他只是有些不敢看裴月神孱弱的小臉,多看一眼都會後悔自己為什麼沒能早點趕回來。

「對不起。」

「我又沒怪你。」裴月神小聲咕噥,柔軟的聲線更讓梁戎心懷愧疚,他少有會這麼小心翼翼地捧起她的臉。生病的姑娘雙眸楚楚可憐,他看到就覺得心慌意亂,語氣放得更加輕柔,宛如在哄孩子:「哪裡難受,告訴我。」

「頭疼。」

他立即親親她的頭。

裴月神笑嘻嘻說:「好點了。」接著又戳戳自己的臉:「這裡疼。」

他低頭親她臉:「還有呢?」

裴月神抓住他的衣服湊近,彼此的呼吸近在眼前,她的唇停在他下巴附近,壞心思的逗著:「嘴疼。」

話音剛落,她雙唇忽然被他堵住,梁戎手掌托住她的頭,吻得很深。

裴月神感覺自己唇齒正要被他撬開,她用力地閉著口,梁戎卻捏住她下巴迫使她張開嘴。

她終究是個病人,抵擋不了他這麼熱烈的攻陷,很快就被攻城掠地。

她用力想將他推開,可根本沒力氣,只在被吻得筋疲力盡之後氣喘吁吁的躺在他懷裡。

梁戎低笑著,慢條斯理的擦她唇上的濕潤,因為這個吻,他眼角的暗色似乎要消散許多,人也要溫和些。

「不是說嘴疼?躲什麼?」他笑容淺淺的看著在自己懷裡喘氣的小姑娘,雖然笑容淺淡,可眉眼間皆是滿足。

她有些生氣的瞪他,翻過身找到一個好姿勢睡覺。

梁戎不想惹她生氣,好脾氣的哄:「怎麼?剛剛弄疼你了?」

她不回答,梁戎忽然捏住她下巴認真的打量,像要看看是不是自己剛才太用力把她嘴咬破。

裴月神有些羞赧的掙扎:「你在做什麼?我是怕把病傳染給你。」

梁戎笑了聲:「我怕你不把病傳給我。」

「說什麼呢?」

「說得很正經。」

他梳理著她頭髮,淡淡的感嘆:「我寧願是我生病。」

他說得隨意,可裴月神知道他很認真,因為他看自己的眼眸專注心疼,充滿無底線的疼愛和憐惜。

她忽然緊緊的抱住他的腰,「你回來得有些晚。」

她並沒有說想他,直到現在也還是像個驕傲的公主,正在像模像樣的指責自己的騎士。

梁戎親吻著她髮絲「嗯」聲:「抱歉。」

這次發生的事讓他下定決心,今後無論去哪裡都得儘量帶上裴月神。

他沒有像姜善那樣急匆匆的過問裴月神為什麼會出現在竺萃山,也沒有詢問江顯為什麼出現在那裡,因為梁戎明白自己得到的已經比江顯多很多,他應該知足,也懂得不該問的少問,萬一答案不是他聽到的呢?

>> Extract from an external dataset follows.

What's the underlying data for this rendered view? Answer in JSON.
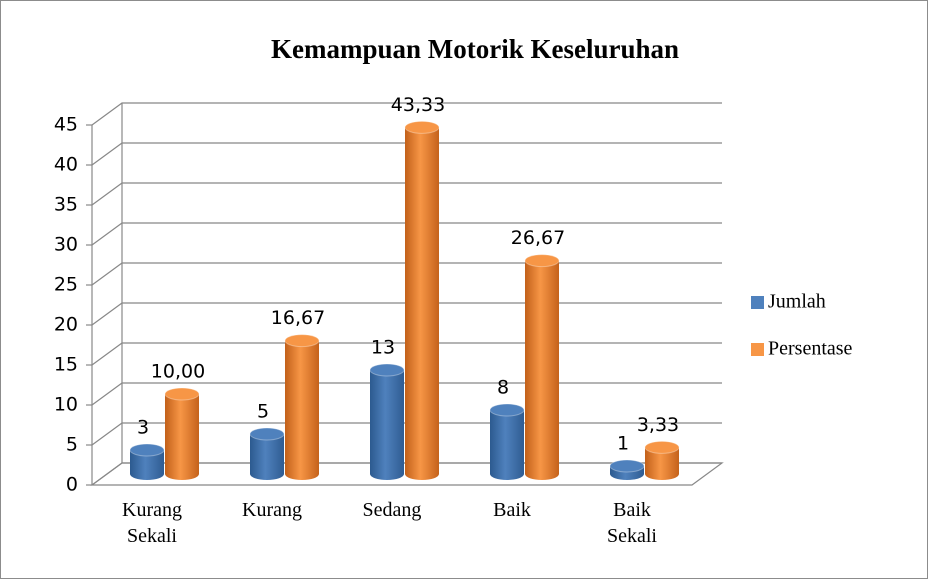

他安慰自己沒關係,只要最後裴月神回到他身邊,他什麼都不想知道。

真是好笑,他什麼時候變得這麼懦弱了?

在他出神的時候,裴月神已經打量他很久,手慢慢的撫摸著他新長出來的鬍渣,「長鬍子了。」

梁戎無奈的拉開她的手:「刺得你手疼。」

「為什麼不剃鬍子?」她問。

梁戎摟著她躺好:「沒空。」

「騙人。」

他其實沒有騙人,離開她這段時間才讓他明白,原來他不知不覺間變得很沒出息,竟然已經離不開她太久。

他用工作讓自己忙碌起來,空餘的全部時間用來想她,如果不是裴月神摸他臉,他根本不知道自己變得有些邋遢。